I'm broken off when Nooj tightens his grip and yanks his cane away from me. He demands that crutch back even as he denies it. "I'm not here to help a bunch of teenagers discover themselves," he snarls back, with all the buried malice of a winter bear. "No matter what you say, I'm old. Maybe I'm not a wizened elder, but I hobble like one already. Isn't that good enough? Take your lesson there, Baralai."

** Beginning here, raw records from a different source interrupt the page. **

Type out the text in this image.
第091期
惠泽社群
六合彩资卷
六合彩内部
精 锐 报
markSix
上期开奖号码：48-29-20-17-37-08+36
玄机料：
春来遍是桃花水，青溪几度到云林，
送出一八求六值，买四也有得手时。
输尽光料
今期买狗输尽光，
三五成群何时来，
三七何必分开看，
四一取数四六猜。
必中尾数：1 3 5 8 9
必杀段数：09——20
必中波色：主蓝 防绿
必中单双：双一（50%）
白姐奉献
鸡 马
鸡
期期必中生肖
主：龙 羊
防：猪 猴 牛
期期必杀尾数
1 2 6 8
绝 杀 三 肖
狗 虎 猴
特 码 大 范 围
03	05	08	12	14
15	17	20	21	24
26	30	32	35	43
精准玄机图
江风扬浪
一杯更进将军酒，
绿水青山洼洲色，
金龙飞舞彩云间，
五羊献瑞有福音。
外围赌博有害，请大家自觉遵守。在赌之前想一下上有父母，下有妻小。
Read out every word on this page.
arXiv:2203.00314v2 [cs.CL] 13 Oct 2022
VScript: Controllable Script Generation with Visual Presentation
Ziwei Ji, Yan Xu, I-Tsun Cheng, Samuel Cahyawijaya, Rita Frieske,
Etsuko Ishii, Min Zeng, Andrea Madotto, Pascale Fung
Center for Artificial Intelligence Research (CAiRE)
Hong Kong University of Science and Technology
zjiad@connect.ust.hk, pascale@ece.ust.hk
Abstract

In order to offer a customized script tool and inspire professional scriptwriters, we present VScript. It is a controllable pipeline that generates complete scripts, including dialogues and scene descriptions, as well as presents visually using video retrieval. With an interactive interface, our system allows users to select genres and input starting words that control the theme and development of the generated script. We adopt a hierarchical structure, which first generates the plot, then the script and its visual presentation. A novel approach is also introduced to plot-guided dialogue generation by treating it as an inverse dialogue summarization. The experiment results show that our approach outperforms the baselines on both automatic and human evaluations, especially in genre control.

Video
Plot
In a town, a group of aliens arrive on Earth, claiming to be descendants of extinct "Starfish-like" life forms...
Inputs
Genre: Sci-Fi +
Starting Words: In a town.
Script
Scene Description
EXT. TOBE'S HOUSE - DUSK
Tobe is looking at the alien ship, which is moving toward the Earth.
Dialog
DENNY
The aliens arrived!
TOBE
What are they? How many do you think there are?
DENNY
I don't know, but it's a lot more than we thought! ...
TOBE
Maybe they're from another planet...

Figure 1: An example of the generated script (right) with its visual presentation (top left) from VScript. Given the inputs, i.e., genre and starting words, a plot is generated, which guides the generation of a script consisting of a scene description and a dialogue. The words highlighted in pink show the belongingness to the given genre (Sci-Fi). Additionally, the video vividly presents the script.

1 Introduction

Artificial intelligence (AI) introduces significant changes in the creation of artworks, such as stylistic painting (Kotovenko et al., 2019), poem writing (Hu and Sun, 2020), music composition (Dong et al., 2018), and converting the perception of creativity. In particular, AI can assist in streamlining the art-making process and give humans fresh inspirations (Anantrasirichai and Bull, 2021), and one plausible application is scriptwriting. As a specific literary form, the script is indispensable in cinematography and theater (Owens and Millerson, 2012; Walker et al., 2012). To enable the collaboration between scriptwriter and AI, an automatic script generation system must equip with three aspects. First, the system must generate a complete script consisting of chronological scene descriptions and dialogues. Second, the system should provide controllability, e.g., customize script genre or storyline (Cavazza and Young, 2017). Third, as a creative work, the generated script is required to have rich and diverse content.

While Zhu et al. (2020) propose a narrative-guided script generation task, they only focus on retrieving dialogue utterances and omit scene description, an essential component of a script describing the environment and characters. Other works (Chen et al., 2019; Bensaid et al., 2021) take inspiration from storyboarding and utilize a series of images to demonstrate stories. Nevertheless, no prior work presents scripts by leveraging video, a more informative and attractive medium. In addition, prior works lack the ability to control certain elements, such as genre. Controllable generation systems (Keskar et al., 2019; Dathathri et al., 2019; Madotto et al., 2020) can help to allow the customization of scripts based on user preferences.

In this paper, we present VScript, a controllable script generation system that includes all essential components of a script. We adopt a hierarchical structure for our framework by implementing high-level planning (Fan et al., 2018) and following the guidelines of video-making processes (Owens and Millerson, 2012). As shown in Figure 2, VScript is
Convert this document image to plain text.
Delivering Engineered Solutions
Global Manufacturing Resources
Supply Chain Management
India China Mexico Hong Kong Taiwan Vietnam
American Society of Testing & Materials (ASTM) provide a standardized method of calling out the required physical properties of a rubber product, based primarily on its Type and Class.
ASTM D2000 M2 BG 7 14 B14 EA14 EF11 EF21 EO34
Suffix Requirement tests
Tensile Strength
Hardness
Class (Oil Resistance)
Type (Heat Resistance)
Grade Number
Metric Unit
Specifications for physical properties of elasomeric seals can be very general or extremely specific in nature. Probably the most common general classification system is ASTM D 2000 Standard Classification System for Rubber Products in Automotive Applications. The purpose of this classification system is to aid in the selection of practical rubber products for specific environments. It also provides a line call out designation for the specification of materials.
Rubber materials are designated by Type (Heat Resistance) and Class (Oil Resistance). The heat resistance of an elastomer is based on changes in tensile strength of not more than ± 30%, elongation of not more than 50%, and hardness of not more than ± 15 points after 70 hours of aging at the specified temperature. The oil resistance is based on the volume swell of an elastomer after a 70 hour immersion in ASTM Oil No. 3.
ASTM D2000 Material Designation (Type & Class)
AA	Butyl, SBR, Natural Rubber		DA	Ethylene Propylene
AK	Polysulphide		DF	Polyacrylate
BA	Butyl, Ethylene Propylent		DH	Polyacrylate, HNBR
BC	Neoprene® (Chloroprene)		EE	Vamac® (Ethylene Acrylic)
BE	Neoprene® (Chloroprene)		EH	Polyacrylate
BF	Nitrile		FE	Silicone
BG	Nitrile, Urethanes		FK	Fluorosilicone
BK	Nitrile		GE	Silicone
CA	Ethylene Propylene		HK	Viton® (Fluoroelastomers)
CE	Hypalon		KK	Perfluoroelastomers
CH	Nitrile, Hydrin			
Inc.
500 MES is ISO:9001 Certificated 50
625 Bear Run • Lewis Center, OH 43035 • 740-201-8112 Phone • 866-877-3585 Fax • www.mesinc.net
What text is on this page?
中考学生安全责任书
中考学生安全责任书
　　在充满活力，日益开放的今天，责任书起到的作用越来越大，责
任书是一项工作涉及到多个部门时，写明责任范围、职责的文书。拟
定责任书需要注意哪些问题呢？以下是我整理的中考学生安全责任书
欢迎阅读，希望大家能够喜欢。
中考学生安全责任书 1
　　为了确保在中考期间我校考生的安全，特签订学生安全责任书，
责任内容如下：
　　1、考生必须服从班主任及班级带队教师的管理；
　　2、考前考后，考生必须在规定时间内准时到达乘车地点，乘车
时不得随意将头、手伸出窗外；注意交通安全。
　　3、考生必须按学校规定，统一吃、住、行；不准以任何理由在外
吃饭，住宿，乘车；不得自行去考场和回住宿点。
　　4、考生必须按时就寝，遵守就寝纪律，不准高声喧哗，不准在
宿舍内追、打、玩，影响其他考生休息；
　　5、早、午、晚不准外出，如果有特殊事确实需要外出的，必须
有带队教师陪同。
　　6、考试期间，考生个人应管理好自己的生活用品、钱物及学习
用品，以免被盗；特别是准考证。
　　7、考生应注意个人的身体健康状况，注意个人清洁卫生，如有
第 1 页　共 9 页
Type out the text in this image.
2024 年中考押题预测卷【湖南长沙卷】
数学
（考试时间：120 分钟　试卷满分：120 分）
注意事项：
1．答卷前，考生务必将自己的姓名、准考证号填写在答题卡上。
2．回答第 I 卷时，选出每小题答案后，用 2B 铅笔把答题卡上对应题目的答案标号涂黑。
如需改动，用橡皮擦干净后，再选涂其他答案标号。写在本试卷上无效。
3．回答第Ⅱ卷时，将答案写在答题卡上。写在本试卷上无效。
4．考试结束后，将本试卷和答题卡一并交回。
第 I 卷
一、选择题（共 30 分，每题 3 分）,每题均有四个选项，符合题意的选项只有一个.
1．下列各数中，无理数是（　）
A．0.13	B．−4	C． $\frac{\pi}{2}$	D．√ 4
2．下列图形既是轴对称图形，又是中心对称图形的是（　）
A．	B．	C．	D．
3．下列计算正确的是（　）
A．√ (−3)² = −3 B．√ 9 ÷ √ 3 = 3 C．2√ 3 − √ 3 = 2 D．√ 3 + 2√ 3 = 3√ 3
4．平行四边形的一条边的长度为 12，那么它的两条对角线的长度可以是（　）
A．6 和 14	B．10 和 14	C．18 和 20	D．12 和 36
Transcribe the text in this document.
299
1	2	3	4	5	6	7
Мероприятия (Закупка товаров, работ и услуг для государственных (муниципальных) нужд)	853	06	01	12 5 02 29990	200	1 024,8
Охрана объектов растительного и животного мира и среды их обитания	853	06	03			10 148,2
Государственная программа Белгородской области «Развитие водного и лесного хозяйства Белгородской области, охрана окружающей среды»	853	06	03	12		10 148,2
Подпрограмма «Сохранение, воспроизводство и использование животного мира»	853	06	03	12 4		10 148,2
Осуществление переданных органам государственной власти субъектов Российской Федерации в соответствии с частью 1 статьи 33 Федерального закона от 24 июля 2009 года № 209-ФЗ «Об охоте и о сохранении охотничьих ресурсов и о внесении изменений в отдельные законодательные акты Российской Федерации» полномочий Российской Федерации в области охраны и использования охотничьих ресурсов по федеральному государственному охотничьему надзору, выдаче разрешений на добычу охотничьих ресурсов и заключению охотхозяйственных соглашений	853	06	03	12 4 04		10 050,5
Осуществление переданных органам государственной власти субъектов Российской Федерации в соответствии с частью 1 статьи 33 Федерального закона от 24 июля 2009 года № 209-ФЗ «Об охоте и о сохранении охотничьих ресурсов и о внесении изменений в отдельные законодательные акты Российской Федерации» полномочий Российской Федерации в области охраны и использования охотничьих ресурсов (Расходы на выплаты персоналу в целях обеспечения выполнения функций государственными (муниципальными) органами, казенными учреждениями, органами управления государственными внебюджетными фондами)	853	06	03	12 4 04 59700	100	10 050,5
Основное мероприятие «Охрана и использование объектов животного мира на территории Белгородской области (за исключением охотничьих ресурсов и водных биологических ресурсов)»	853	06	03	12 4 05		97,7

He can't walk fast enough away from me.
I watch him try.
Gippal would be able to say something now that could win through Nooj's stubbornness. Gippal can do it because the Al Bhed himself is resolute in his own way. There is only me standing here, and I do not do an adequate job of this sort of thing. "You're so hung up on the idea that you're already dead." Letting emotion into my voice is not something I enjoy. I have not enjoyed a great deal since enrolling for these tests. Now is no exception. "Why did you start talking about any of that to me if you don't have any intention of your mind being changed?"
"I told you because I want all of you to give up on--" Nooj starts, and his voice is rising in fight before he cuts its tendons and lets it crash to a halt.
Bevelle trained me to see and solve suspicions. I stand watching one now, seeing the long quirk of his hair hang in question-mark punctuation. My performance scores in esoterics were high enough that I qualified for the Crimson Squad, but they give me no hints now.
To this quandary, I can think of only one answer.
"No."
When Team Four reaches us, they offer to help take both our packs, along with the blame for our delay. I let them carry mine. Then I do not ask Nooj before I yank his off his shoulder, and heft it myself.